Harry and Wanda Johnson were watching the evening news when a story came on about the stock market. Their hearts sank as red numbers filled the screen showing a 3% loss in the stock market for the day.
"I know Dave keeps telling us that the ups and downs don’t matter. But they sure feel like they matter. With the country the way it is now, it just feels like things will get worse," Harry said.
"But Harry," Wanda interjected, "remember how Dave showed us that most time periods feel unprecedented but investing in stocks and bonds has never failed?"
Harry rushed to the internet and searched for stock market prognostications.
The first article popped up: "‘Dr. Doom’ Nouriel Roubini says a severe recession will cause stocks to drop 25%—and warns zombie companies are in danger."
Harry said to himself, this guy is an economics professor. This is terrible! And what in the heck is a zombie company?
The next article was titled: The world’s top stock strategist says an ‘earnings recession’ is coming for markets—and it could be similar to what happened during the 2008 financial crisis.
A top stock strategist said this? Oh no! Harry thought.
I’m calling Dave. It seems like the market drop is almost guaranteed, he thought.
"Harry," Dave said on the other side of the phone. "I am going to send you an email that might help you from derailing your long-term financial health."
Harry opened the email. It showed a list of predictions from the past.
Time Magazine, September 1974: "A Gallup poll published last month found that 46% of adults feared a depression similar to the classic one of the 1930s." Yeah, that never happened.
Business Week, August 1979: Cover story, "The Death of Equities." Here’s a sample from the article: "The old attitude of buying solid stocks as a cornerstone for one’s life savings and retirement has simply disappeared … The death of equities is a near-permanent condition." Just three years later, a roaring bull market that lasted twenty years got underway.
Forbes Magazine, July 1993: Cover story, "Bearish on America." Morgan Stanley’s Barton Biggs advised readers to sell domestic stocks, saying Bill Clinton’s policies were bad for the country. What actually happened: The S&P 500 index delivered a compound return of 18.5% over the next seven years.
Business Week, March 1998: "The year 2000 is a unique and unprecedented event .. the first economic disaster to arrive on schedule." Whatever happened to that Y2K disaster? It ended up being quite a yawn, didn’t it?
Fortune Magazine, September 1998: Cover story, "The Crash of ’98: Can The U.S. Economy Hold Up?" Fortune columnist Joseph Nocera wrote, "This time it is different. This time the market won’t be so quick to bounce back … Who can look at the world and not conclude that things have changed dramatically?" Um, not so much. Markets rocketed upward for the next three years.

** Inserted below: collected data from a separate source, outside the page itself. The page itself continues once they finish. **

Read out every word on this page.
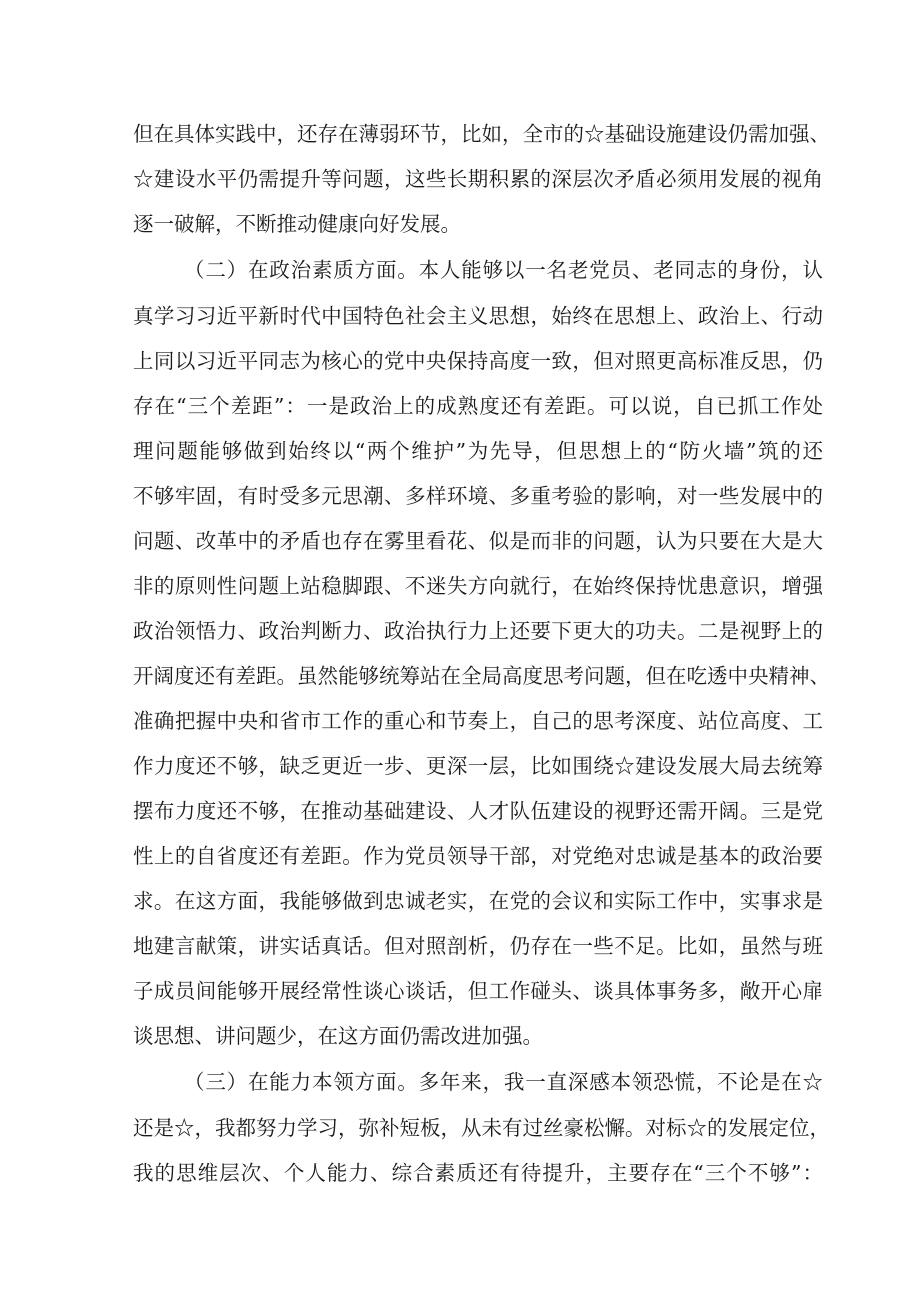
但在具体实践中，还存在薄弱环节，比如，全市的☆基础设施建设仍需加强、
☆建设水平仍需提升等问题，这些长期积累的深层次矛盾必须用发展的视角
逐一破解，不断推动健康向好发展。
（二）在政治素质方面。本人能够以一名老党员、老同志的身份，认
真学习习近平新时代中国特色社会主义思想，始终在思想上、政治上、行动
上同以习近平同志为核心的党中央保持高度一致，但对照更高标准反思，仍
存在“三个差距”：一是政治上的成熟度还有差距。可以说，自已抓工作处
理问题能够做到始终以“两个维护”为先导，但思想上的“防火墙”筑的还
不够牢固，有时受多元思潮、多样环境、多重考验的影响，对一些发展中的
问题、改革中的矛盾也存在雾里看花、似是而非的问题，认为只要在大是大
非的原则性问题上站稳脚跟、不迷失方向就行，在始终保持忧患意识，增强
政治领悟力、政治判断力、政治执行力上还要下更大的功夫。二是视野上的
开阔度还有差距。虽然能够统筹站在全局高度思考问题，但在吃透中央精神、
准确把握中央和省市工作的重心和节奏上，自己的思考深度、站位高度、工
作力度还不够，缺乏更近一步、更深一层，比如围绕☆建设发展大局去统筹
摆布力度还不够，在推动基础建设、人才队伍建设的视野还需开阔。三是党
性上的自省度还有差距。作为党员领导干部，对党绝对忠诚是基本的政治要
求。在这方面，我能够做到忠诚老实，在党的会议和实际工作中，实事求是
地建言献策，讲实话真话。但对照剖析，仍存在一些不足。比如，虽然与班
子成员间能够开展经常性谈心谈话，但工作碰头、谈具体事务多，敞开心扉
谈思想、讲问题少，在这方面仍需改进加强。
（三）在能力本领方面。多年来，我一直深感本领恐慌，不论是在☆
还是☆，我都努力学习，弥补短板，从未有过丝豪松懈。对标☆的发展定位，
我的思维层次、个人能力、综合素质还有待提升，主要存在“三个不够”：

Money Magazine, April 2004: "Apple's share of the worldwide personal-computer market has shrunk to 2 percent from 3.2 percent five years ago … It's unclear what Jobs can do or plans to do to turn around Apple's fortunes." Yeah, Steve Jobs’ return to Apple didn’t work out well at all, did it?

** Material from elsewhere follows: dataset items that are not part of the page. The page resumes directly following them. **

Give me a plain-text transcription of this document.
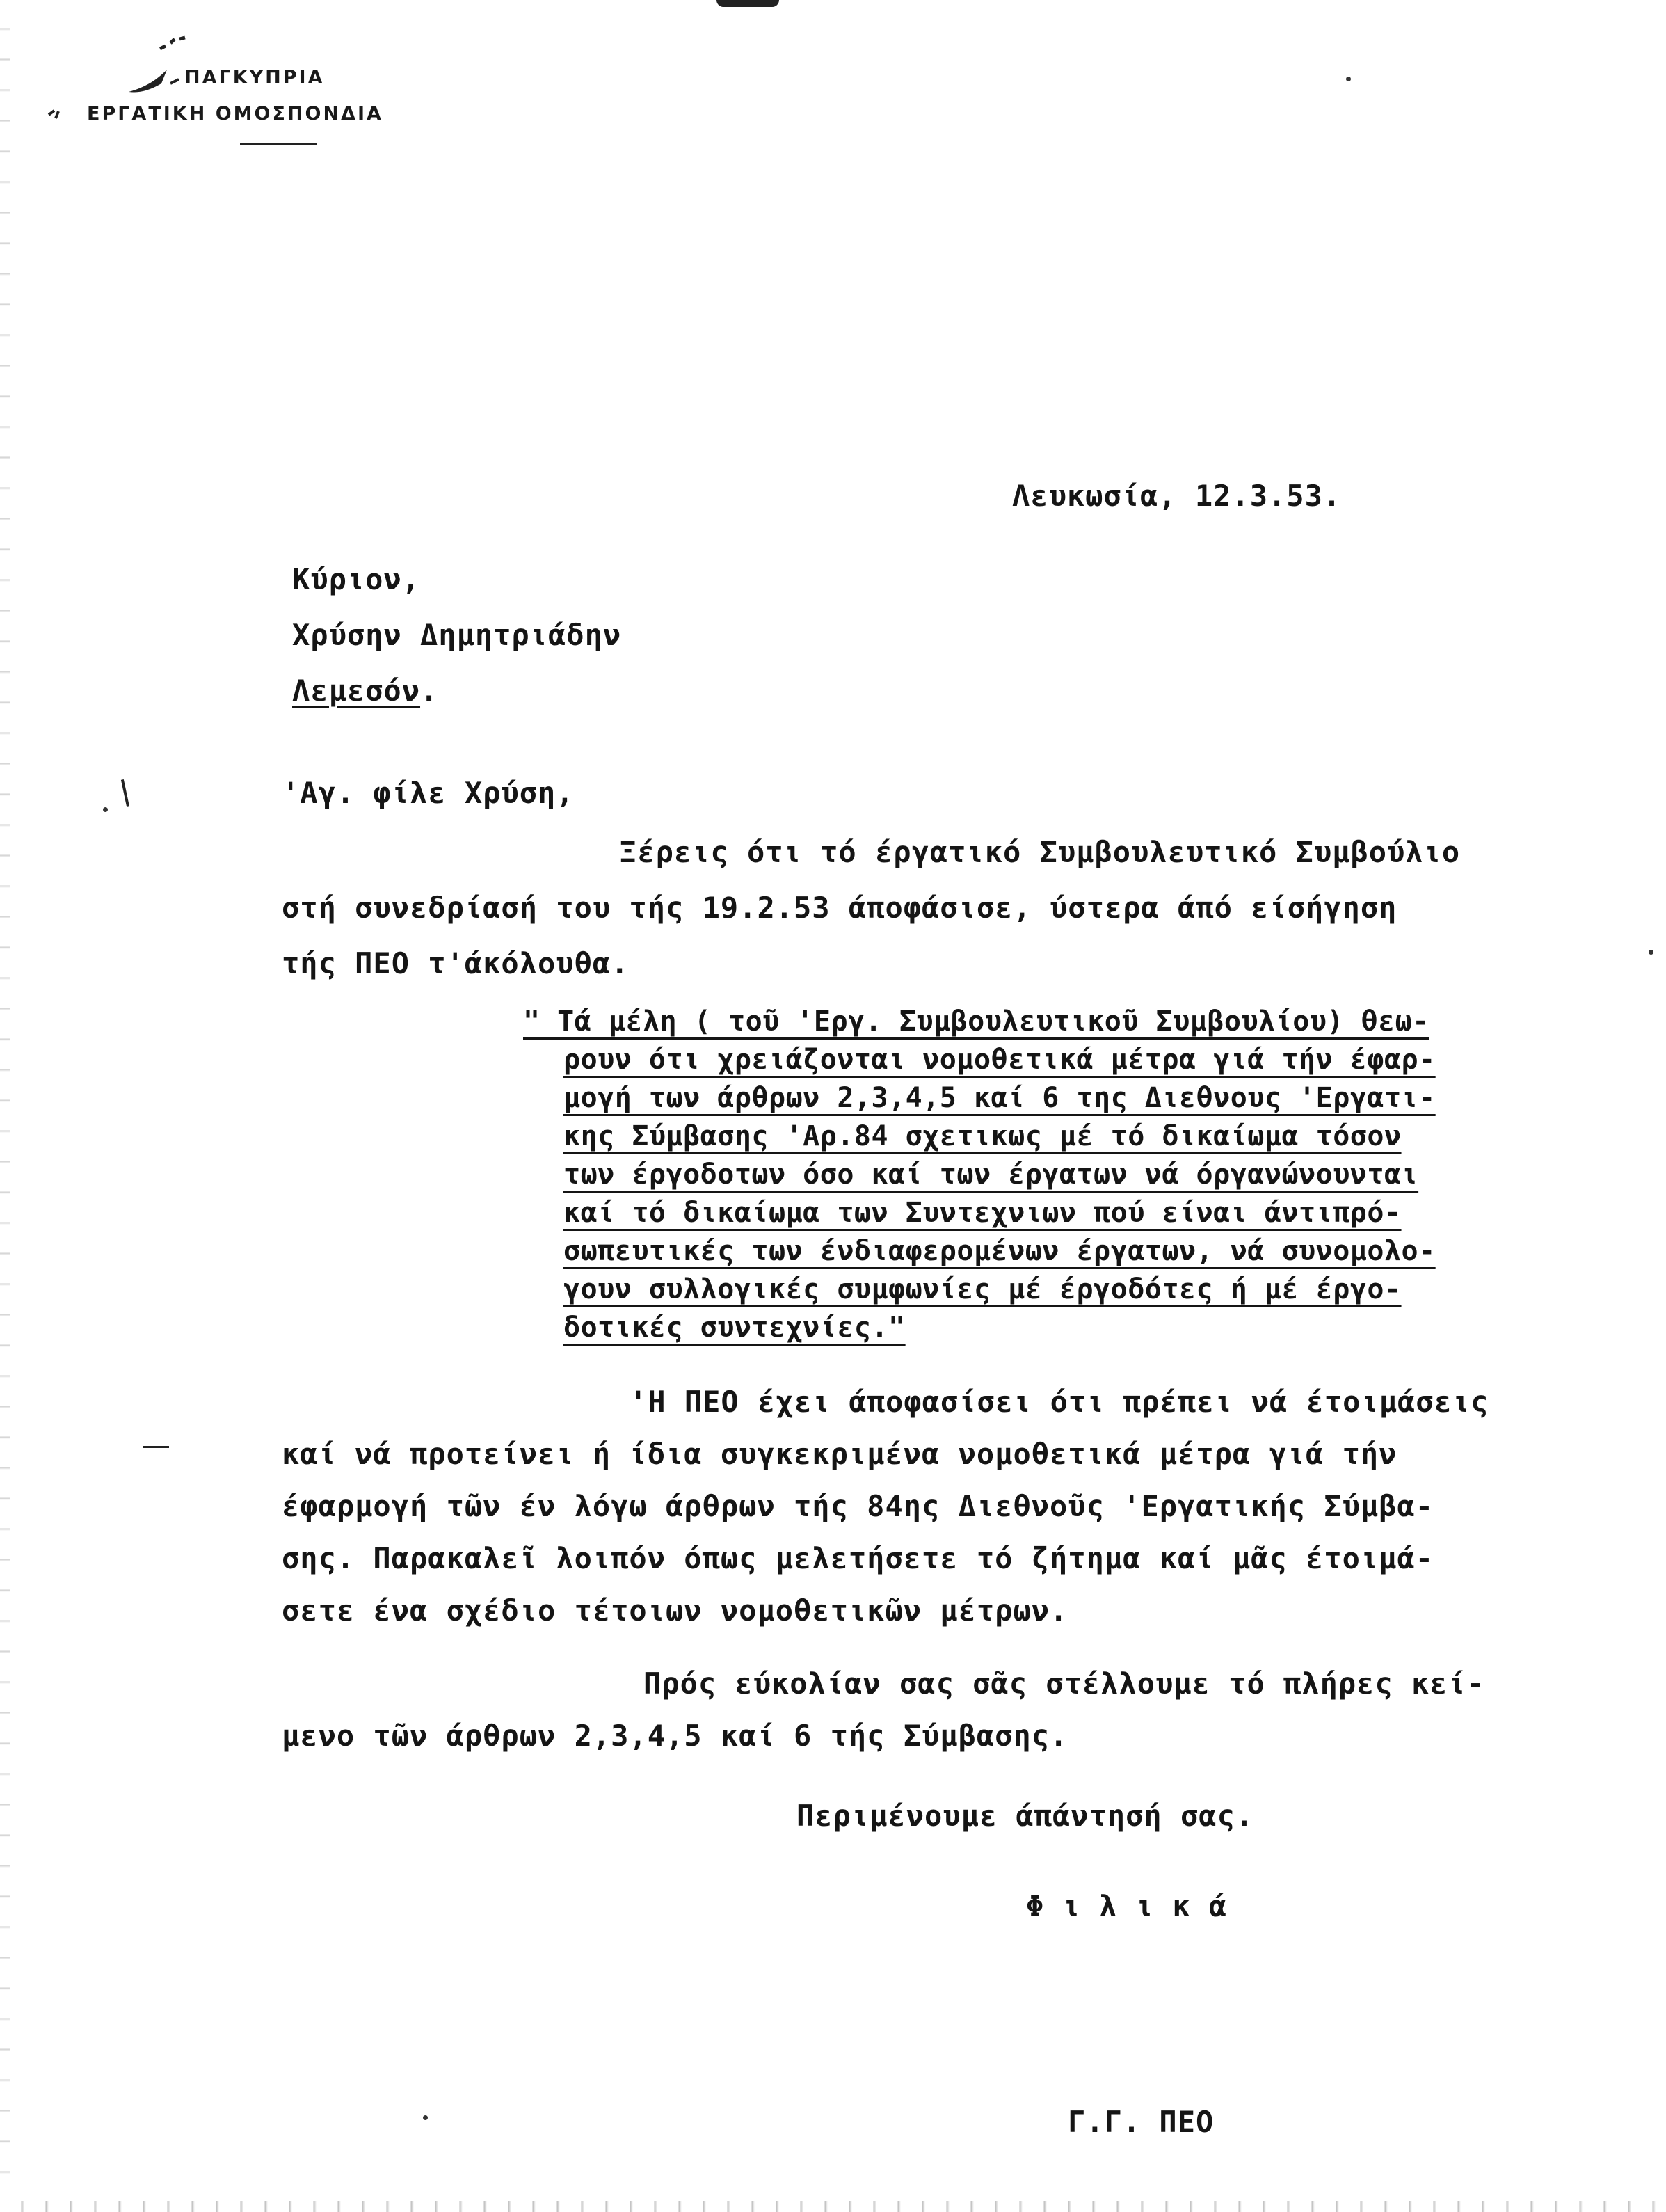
ΠΑΓΚΥΠΡΙΑ
ΕΡΓΑΤΙΚΗ ΟΜΟΣΠΟΝΔΙΑ
Λευκωσία, 12.3.53.
Κύριον,
Χρύσην Δημητριάδην
Λεμεσόν.
'Αγ. φίλε Χρύση,
Ξέρεις ότι τό έργατικό Συμβουλευτικό Συμβούλιο
στή συνεδρίασή του τής 19.2.53 άποφάσισε, ύστερα άπό είσήγηση
τής ΠΕΟ τ'άκόλουθα.
" Τά μέλη ( τοῦ 'Εργ. Συμβουλευτικοῦ Συμβουλίου) θεω-
ρουν ότι χρειάζονται νομοθετικά μέτρα γιά τήν έφαρ-
μογή των άρθρων 2,3,4,5 καί 6 της Διεθνους 'Εργατι-
κης Σύμβασης 'Αρ.84 σχετικως μέ τό δικαίωμα τόσον
των έργοδοτων όσο καί των έργατων νά όργανώνουνται
καί τό δικαίωμα των Συντεχνιων πού είναι άντιπρό-
σωπευτικές των ένδιαφερομένων έργατων, νά συνομολο-
γουν συλλογικές συμφωνίες μέ έργοδότες ή μέ έργο-
δοτικές συντεχνίες."
'Η ΠΕΟ έχει άποφασίσει ότι πρέπει νά έτοιμάσεις
καί νά προτείνει ή ίδια συγκεκριμένα νομοθετικά μέτρα γιά τήν
έφαρμογή τῶν έν λόγω άρθρων τής 84ης Διεθνοῦς 'Εργατικής Σύμβα-
σης. Παρακαλεῖ λοιπόν όπως μελετήσετε τό ζήτημα καί μᾶς έτοιμά-
σετε ένα σχέδιο τέτοιων νομοθετικῶν μέτρων.
Πρός εύκολίαν σας σᾶς στέλλουμε τό πλήρες κεί-
μενο τῶν άρθρων 2,3,4,5 καί 6 τής Σύμβασης.
Περιμένουμε άπάντησή σας.
Φ ι λ ι κ ά
Γ.Γ. ΠΕΟ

"Dow Could Crash to 3,000 in 2013" is the title of a piece from 2011. This outlandish prediction came from Harry Dent, CEO of economic research company HS Dent and the author of the ambiguously titled book "The Great Crash Ahead." Dent predicted in 2011 that the Dow would have a tough 2012 and eventually crash to 3,000 in 2013; the index has not been that low since the early 1990s. It’s hovering around 34,000 today.
Think Advisor, April 2022. Market Crash Has Begun; ‘Fireworks’ to Blow by June. Nope. No fireworks.
Dave’s Take: As I’m writing this I’m getting more and more frustrated. All these fund managers and economists and professors spouting out complete nonsense. They are coming from such a place of authority that it is hard to see through the smokescreen.
I have very well-educated clients who still fall for this stuff. Nobody can escape it.
I can’t say this more clearly. If anyone, and I mean anyone, predicts anything about the direction of the stock market they are guessing.
The whole concept is illogical. Let’s say that there is an expert out there that consistently predicts the direction of the markets. Guess what? Every person in the world would know this person’s name. People would be throwing billions of dollars at him, begging just to get on board with his all-knowing brain.
Why would there need to be investment managers at all? If one person has all the answers, the rest of the "experts" would no longer exist.
So if someone forwards you an email today about an imminent financial catastrophe send it to the junk folder.